À son tour, Mme de Sommières apparaissait dans le vestibule et se glissait dans les bras d’Aldo. À son contact, il sentit qu’elle tremblait légèrement, mesurant ainsi, mieux que par des paroles, le désarroi dans lequel la laissait la disparition de son « fidèle bedeau », alors que rien dans son allure ou même son visage ne permettait de le supposer. La connaissant, il n’en fut pas surpris : c’était une vraie grande dame et elle savait encaisser.

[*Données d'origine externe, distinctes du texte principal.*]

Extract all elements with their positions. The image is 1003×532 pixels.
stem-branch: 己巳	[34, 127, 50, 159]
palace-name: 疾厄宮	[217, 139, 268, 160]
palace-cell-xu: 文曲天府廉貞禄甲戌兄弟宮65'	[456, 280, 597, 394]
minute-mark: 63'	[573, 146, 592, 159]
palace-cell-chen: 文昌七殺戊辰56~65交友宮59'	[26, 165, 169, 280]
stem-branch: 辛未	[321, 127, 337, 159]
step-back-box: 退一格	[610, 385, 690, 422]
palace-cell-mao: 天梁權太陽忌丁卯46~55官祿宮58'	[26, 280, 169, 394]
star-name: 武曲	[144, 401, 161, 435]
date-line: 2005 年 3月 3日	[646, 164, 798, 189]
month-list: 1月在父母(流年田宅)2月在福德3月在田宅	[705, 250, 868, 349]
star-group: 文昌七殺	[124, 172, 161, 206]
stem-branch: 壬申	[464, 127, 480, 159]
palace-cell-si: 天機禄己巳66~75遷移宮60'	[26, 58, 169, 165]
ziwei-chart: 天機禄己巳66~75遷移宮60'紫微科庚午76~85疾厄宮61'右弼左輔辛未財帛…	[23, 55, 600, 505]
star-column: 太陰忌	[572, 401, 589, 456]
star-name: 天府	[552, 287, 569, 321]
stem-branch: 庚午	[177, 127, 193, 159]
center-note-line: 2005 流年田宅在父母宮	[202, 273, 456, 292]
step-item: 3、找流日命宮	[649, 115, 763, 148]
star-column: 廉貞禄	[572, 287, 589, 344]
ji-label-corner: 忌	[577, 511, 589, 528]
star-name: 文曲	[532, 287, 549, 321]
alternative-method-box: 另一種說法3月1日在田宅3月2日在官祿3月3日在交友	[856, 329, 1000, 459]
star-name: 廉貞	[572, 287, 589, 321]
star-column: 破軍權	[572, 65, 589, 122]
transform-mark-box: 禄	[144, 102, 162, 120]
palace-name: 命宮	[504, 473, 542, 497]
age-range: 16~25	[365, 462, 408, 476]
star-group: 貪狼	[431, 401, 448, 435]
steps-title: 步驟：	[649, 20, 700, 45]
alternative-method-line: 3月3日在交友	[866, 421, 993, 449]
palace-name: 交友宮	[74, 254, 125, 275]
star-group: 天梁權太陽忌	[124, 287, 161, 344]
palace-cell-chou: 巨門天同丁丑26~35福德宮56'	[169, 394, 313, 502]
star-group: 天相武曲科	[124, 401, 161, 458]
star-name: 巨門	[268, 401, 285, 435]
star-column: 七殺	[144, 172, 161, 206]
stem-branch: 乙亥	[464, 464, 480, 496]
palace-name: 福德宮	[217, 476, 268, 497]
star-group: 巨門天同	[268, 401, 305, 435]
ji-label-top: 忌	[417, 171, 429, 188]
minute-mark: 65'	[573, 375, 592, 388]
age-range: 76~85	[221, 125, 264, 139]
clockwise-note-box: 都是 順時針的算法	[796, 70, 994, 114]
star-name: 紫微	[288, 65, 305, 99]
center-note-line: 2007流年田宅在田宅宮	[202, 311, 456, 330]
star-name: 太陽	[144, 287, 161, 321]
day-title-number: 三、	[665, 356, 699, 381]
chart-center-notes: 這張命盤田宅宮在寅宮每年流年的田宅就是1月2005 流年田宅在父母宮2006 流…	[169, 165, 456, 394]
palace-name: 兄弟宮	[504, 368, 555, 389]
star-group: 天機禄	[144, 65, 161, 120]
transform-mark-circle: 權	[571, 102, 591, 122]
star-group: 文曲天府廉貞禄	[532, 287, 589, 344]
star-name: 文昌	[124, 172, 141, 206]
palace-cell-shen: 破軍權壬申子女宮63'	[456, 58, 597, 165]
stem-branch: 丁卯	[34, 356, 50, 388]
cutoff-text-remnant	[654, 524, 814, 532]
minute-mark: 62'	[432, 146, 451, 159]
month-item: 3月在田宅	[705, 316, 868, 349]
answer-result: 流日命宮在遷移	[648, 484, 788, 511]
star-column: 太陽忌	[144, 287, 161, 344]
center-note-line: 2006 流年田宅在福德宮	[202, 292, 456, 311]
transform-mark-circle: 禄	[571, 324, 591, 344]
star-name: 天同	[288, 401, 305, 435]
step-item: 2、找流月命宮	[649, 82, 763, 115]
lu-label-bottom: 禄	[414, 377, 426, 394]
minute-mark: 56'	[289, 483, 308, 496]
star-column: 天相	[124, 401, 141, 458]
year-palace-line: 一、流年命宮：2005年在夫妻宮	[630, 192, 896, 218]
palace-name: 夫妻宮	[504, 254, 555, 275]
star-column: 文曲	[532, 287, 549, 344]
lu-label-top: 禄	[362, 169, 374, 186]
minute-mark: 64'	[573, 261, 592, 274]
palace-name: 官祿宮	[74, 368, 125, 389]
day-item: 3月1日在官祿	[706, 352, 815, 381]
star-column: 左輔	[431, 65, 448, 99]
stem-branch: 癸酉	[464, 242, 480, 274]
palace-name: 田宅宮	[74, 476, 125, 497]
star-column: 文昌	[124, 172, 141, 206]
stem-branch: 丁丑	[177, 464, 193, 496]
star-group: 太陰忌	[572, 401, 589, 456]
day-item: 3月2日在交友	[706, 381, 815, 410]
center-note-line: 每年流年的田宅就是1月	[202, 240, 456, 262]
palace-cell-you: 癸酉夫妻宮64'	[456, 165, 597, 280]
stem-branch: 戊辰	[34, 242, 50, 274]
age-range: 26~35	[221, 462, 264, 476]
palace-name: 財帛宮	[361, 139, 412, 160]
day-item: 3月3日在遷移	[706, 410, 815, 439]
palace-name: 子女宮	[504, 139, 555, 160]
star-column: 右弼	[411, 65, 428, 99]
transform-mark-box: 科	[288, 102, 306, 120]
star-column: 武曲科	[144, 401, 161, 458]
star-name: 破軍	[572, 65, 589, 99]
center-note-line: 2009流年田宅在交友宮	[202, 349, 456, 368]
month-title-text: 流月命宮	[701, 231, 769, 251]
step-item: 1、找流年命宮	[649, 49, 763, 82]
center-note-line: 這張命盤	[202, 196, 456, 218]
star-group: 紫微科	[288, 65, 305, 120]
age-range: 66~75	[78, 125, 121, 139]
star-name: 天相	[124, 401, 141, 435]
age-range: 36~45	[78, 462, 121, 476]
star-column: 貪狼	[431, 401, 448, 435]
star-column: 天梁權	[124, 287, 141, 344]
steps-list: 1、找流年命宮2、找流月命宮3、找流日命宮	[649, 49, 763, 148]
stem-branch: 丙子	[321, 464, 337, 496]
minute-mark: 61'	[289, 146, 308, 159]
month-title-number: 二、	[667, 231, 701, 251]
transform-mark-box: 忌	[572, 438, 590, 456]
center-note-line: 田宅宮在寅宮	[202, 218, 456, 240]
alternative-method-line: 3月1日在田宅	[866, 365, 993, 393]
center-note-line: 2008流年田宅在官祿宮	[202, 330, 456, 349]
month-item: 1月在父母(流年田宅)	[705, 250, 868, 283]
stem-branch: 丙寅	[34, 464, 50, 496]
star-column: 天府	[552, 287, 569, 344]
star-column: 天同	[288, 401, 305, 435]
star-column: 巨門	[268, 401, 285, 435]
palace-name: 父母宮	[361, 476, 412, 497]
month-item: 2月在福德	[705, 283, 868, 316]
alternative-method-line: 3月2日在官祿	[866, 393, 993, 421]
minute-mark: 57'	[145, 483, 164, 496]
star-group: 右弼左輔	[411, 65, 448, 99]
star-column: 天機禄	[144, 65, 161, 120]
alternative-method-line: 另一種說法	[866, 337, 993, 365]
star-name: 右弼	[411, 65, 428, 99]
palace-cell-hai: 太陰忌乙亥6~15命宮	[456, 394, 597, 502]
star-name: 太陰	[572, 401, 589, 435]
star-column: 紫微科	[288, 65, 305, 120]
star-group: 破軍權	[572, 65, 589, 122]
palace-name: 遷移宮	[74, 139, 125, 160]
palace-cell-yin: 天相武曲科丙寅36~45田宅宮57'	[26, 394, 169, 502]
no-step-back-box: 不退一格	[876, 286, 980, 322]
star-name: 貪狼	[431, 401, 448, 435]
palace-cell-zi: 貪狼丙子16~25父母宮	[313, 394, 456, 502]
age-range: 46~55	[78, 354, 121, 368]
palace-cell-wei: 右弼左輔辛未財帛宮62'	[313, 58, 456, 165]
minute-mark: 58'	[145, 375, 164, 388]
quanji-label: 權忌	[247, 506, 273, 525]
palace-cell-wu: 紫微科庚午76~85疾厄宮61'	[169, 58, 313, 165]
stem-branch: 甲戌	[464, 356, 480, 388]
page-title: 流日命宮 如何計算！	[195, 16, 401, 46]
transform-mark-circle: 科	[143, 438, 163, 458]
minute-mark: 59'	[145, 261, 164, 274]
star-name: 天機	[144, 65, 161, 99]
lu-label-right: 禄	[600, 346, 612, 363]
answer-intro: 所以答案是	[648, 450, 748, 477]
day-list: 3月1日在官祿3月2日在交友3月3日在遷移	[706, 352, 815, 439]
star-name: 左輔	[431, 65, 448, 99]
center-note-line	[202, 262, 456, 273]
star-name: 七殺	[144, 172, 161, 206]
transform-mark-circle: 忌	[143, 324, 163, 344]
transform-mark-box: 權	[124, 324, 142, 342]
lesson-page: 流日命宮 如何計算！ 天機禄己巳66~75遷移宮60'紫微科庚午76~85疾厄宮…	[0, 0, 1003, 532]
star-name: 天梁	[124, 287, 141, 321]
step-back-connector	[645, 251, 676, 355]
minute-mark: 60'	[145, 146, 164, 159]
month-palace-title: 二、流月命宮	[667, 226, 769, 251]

Afin de ne pas laisser l’émotion s’installer, il s’apprêtait à dire quelque chose, quand Adalbert s’en chargea :
— On pourrait peut-être le sortir du vestibule ? invita-t-il en se coulant entre eux. Tu as déjeuné au moins ?
— Dans le train, mais un bon café me ferait plaisir.
Avec une intime satisfaction, il se laissa conduire dans le jardin d’hiver au lieu de la bibliothèque comme il l’avait redouté. L’usage de l’agréable serre intérieure, dont l’image de Plan-Crépin était indissociable, signait la volonté de Tante Amélie de faire confiance à l’avenir, et ce fut tout naturellement qu’il la conduisit au fauteuil en rotin blanc au large dossier en éventail. Seule différence par rapport à son comportement normal, elle demanda aussi un café au lieu de son habituel champagne. Comme Aldo, elle en but même trois tasses, tandis qu’Adalbert mettait son ami au courant de la situation.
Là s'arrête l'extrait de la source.